To explain this concept Zaman has created a simple easy to understand – How the Price of Candy Moves on Wall Street’s Playground.
This dynamic often creates what professionals describe as an “invisible hand.” Price shifts appear sudden or dramatic on a chart, but the real catalyst is usually a major participant managing risk, providing liquidity, or rebalancing a portfolio. Those actions happen behind the scenes, long before retail traders react.
Bloomberg’s market coverage often highlights similar structural forces — especially during periods of accelerated volatility — showing how institutional positioning can set the tone for an entire session.
Why Price Moves the Way It Does
Institutional trading desks operate under constraints most retail traders never encounter:
- Maintaining orderly markets
- Absorbing large orders without disrupting price
- Hedging exposure across multiple instruments
- Adjusting inventory during major sessions
- Dampening volatility when risks increase
Because their footprint is so large, even small adjustments can create levels where price repeatedly reacts. To retail traders, those reactions look like support, resistance, or momentum. To institutional desks, they are simply the mechanical result of managing risk.
Zaman explains it this way:
“When price hesitates or reverses sharply, it’s rarely emotion. It’s usually structure. Someone with size had to act, and the market adjusted around that.”
Retail traders often assume markets behave unpredictably, but the underlying structure becomes clearer once you understand who truly shapes price. Zaman’s throttle effect highlights that markets move because major participants make necessary adjustments, not because crowds of small traders suddenly act in unison. These institutional shifts create the levels, pauses, surges, and reversals that retail traders interpret as patterns. By recognising that price behaviour reflects structural responses rather than emotional reactions, traders can better understand why markets move the way they do — not to predict outcomes, but to see the mechanics behind each shift with far greater clarity.
Rethinking the Retail View
For everyday traders, understanding this dynamic isn’t about predicting direction — it’s about interpreting behavior.
Instead of asking:
“Why is price ripping?”
A better question becomes:
“Who needed to adjust, and what did their adjustment trigger?”
Instead of thinking:
“Retail is pushing this move,”
It’s more accurate to consider:
“A larger participant created the opening, and the rest of the market followed.”
This shift in perspective removes the illusion of randomness and replaces it with a framework grounded in structure rather than emotion.

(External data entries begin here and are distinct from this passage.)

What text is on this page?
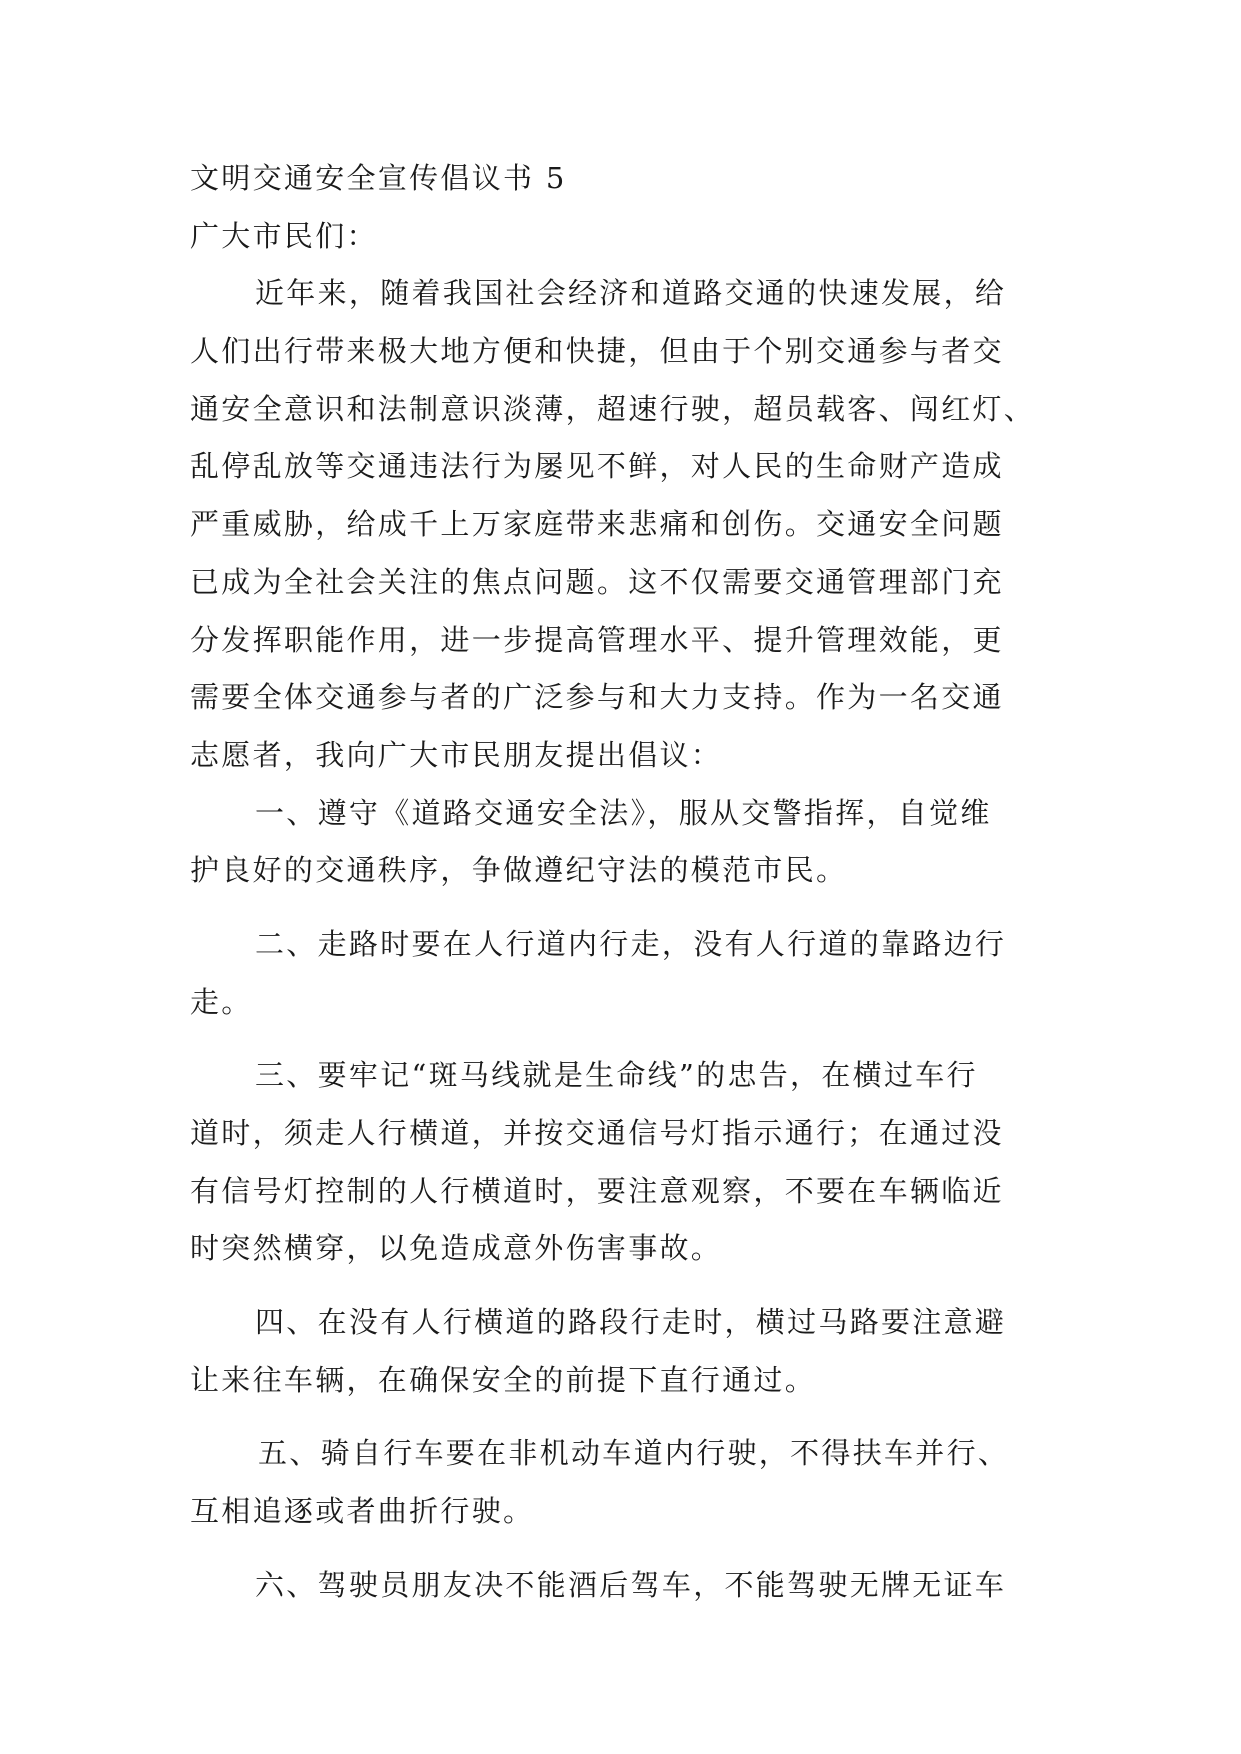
文明交通安全宣传倡议书 5
广大市民们：
近年来，随着我国社会经济和道路交通的快速发展，给
人们出行带来极大地方便和快捷，但由于个别交通参与者交
通安全意识和法制意识淡薄，超速行驶，超员载客、闯红灯、
乱停乱放等交通违法行为屡见不鲜，对人民的生命财产造成
严重威胁，给成千上万家庭带来悲痛和创伤。交通安全问题
已成为全社会关注的焦点问题。这不仅需要交通管理部门充
分发挥职能作用，进一步提高管理水平、提升管理效能，更
需要全体交通参与者的广泛参与和大力支持。作为一名交通
志愿者，我向广大市民朋友提出倡议：
一、遵守《道路交通安全法》，服从交警指挥，自觉维
护良好的交通秩序，争做遵纪守法的模范市民。
二、走路时要在人行道内行走，没有人行道的靠路边行
走。
三、要牢记“斑马线就是生命线”的忠告，在横过车行
道时，须走人行横道，并按交通信号灯指示通行；在通过没
有信号灯控制的人行横道时，要注意观察，不要在车辆临近
时突然横穿，以免造成意外伤害事故。
四、在没有人行横道的路段行走时，横过马路要注意避
让来往车辆，在确保安全的前提下直行通过。
五、骑自行车要在非机动车道内行驶，不得扶车并行、
互相追逐或者曲折行驶。
六、驾驶员朋友决不能酒后驾车，不能驾驶无牌无证车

A Source, Not a Prediction
Zaman emphasizes that understanding institutional behavior does not replace risk management or independent decision-making.

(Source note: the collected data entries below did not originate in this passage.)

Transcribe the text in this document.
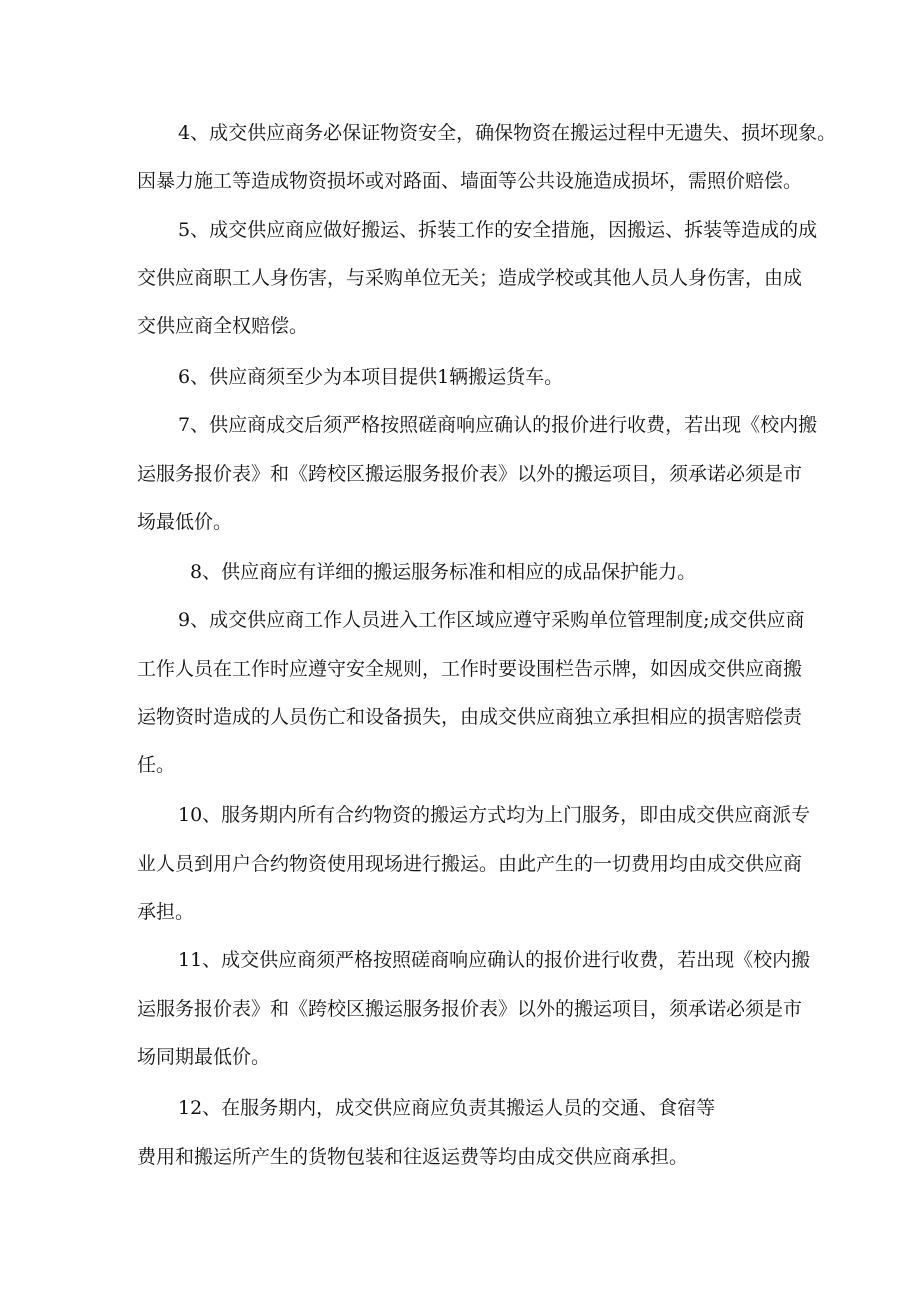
4、成交供应商务必保证物资安全，确保物资在搬运过程中无遗失、损坏现象。
因暴力施工等造成物资损坏或对路面、墙面等公共设施造成损坏，需照价赔偿。
5、成交供应商应做好搬运、拆装工作的安全措施，因搬运、拆装等造成的成
交供应商职工人身伤害，与采购单位无关；造成学校或其他人员人身伤害，由成
交供应商全权赔偿。
6、供应商须至少为本项目提供1辆搬运货车。
7、供应商成交后须严格按照磋商响应确认的报价进行收费，若出现《校内搬
运服务报价表》和《跨校区搬运服务报价表》以外的搬运项目，须承诺必须是市
场最低价。
8、供应商应有详细的搬运服务标准和相应的成品保护能力。
9、成交供应商工作人员进入工作区域应遵守采购单位管理制度;成交供应商
工作人员在工作时应遵守安全规则，工作时要设围栏告示牌，如因成交供应商搬
运物资时造成的人员伤亡和设备损失，由成交供应商独立承担相应的损害赔偿责
任。
10、服务期内所有合约物资的搬运方式均为上门服务，即由成交供应商派专
业人员到用户合约物资使用现场进行搬运。由此产生的一切费用均由成交供应商
承担。
11、成交供应商须严格按照磋商响应确认的报价进行收费，若出现《校内搬
运服务报价表》和《跨校区搬运服务报价表》以外的搬运项目，须承诺必须是市
场同期最低价。
12、在服务期内，成交供应商应负责其搬运人员的交通、食宿等
费用和搬运所产生的货物包装和往返运费等均由成交供应商承担。
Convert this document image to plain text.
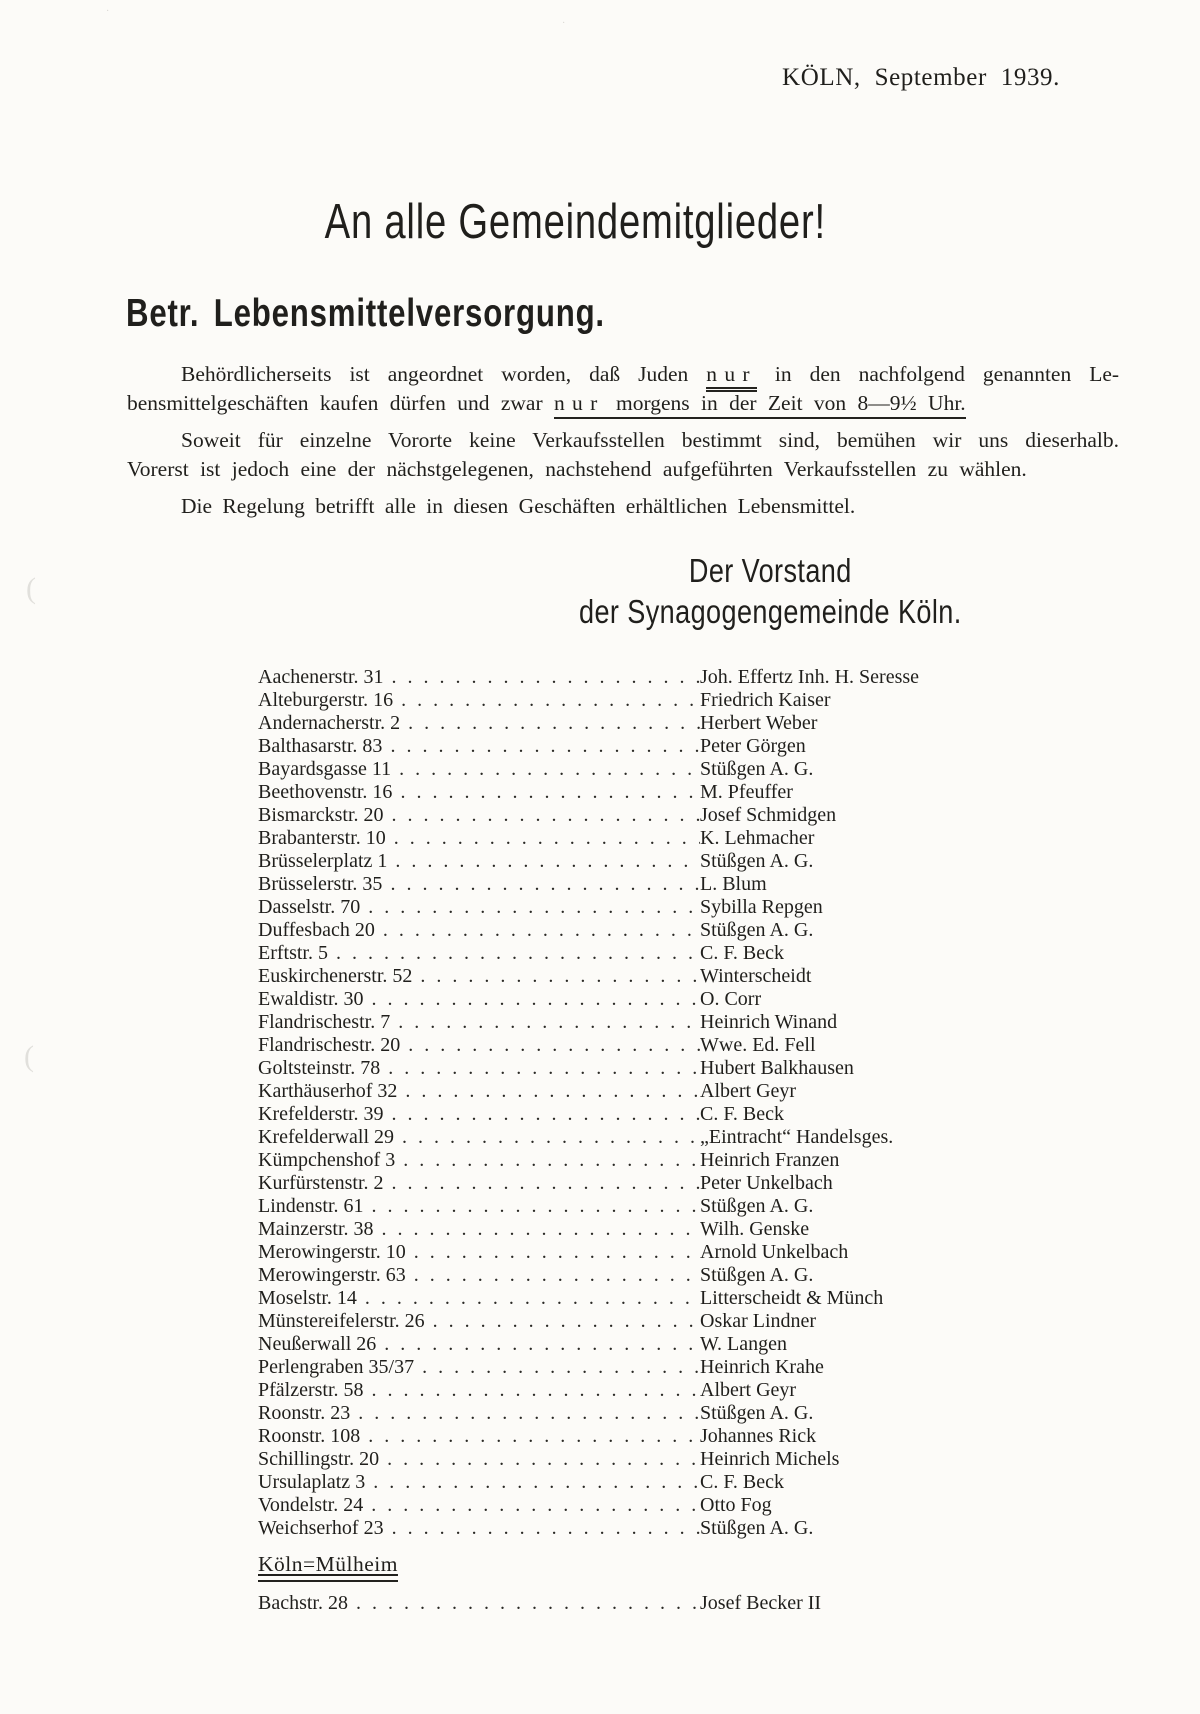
·
·
(
(
KÖLN, September 1939.
An alle Gemeindemitglieder!
Betr. Lebensmittelversorgung.
Behördlicherseits ist angeordnet worden, daß Juden nur in den nachfolgend genannten Le-
bensmittelgeschäften kaufen dürfen und zwar nur morgens in der Zeit von 8—9½ Uhr.
Soweit für einzelne Vororte keine Verkaufsstellen bestimmt sind, bemühen wir uns dieserhalb.
Vorerst ist jedoch eine der nächstgelegenen, nachstehend aufgeführten Verkaufsstellen zu wählen.
Die Regelung betrifft alle in diesen Geschäften erhältlichen Lebensmittel.
Der Vorstand
der Synagogengemeinde Köln.
Aachenerstr. 31 . . .	Joh. Effertz Inh. H. Seresse
Alteburgerstr. 16 . . .	Friedrich Kaiser
Andernacherstr. 2 . . .	Herbert Weber
Balthasarstr. 83 . . .	Peter Görgen
Bayardsgasse 11 . . .	Stüßgen A. G.
Beethovenstr. 16 . . .	M. Pfeuffer
Bismarckstr. 20 . . .	Josef Schmidgen
Brabanterstr. 10 . . .	K. Lehmacher
Brüsselerplatz 1 . . .	Stüßgen A. G.
Brüsselerstr. 35 . . .	L. Blum
Dasselstr. 70 . . .	Sybilla Repgen
Duffesbach 20 . . .	Stüßgen A. G.
Erftstr. 5 . . .	C. F. Beck
Euskirchenerstr. 52 . . .	Winterscheidt
Ewaldistr. 30 . . .	O. Corr
Flandrischestr. 7 . . .	Heinrich Winand
Flandrischestr. 20 . . .	Wwe. Ed. Fell
Goltsteinstr. 78 . . .	Hubert Balkhausen
Karthäuserhof 32 . . .	Albert Geyr
Krefelderstr. 39 . . .	C. F. Beck
Krefelderwall 29 . . .	„Eintracht“ Handelsges.
Kümpchenshof 3 . . .	Heinrich Franzen
Kurfürstenstr. 2 . . .	Peter Unkelbach
Lindenstr. 61 . . .	Stüßgen A. G.
Mainzerstr. 38 . . .	Wilh. Genske
Merowingerstr. 10 . . .	Arnold Unkelbach
Merowingerstr. 63 . . .	Stüßgen A. G.
Moselstr. 14 . . .	Litterscheidt & Münch
Münstereifelerstr. 26 . . .	Oskar Lindner
Neußerwall 26 . . .	W. Langen
Perlengraben 35/37 . . .	Heinrich Krahe
Pfälzerstr. 58 . . .	Albert Geyr
Roonstr. 23 . . .	Stüßgen A. G.
Roonstr. 108 . . .	Johannes Rick
Schillingstr. 20 . . .	Heinrich Michels
Ursulaplatz 3 . . .	C. F. Beck
Vondelstr. 24 . . .	Otto Fog
Weichserhof 23 . . .	Stüßgen A. G.
Köln=Mülheim
Bachstr. 28 . . .	Josef Becker II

“My role is simply to help people understand what they’re looking at,” he says. “Price isn’t random — but it isn’t predictable either. It’s shaped by large players, and everyone else trades inside that structure.”
Disclaimer
This article is for educational purposes only. It does not provide financial advice, trading recommendations, or solicitations of any kind. All market activity carries risk, and decisions should be made independently.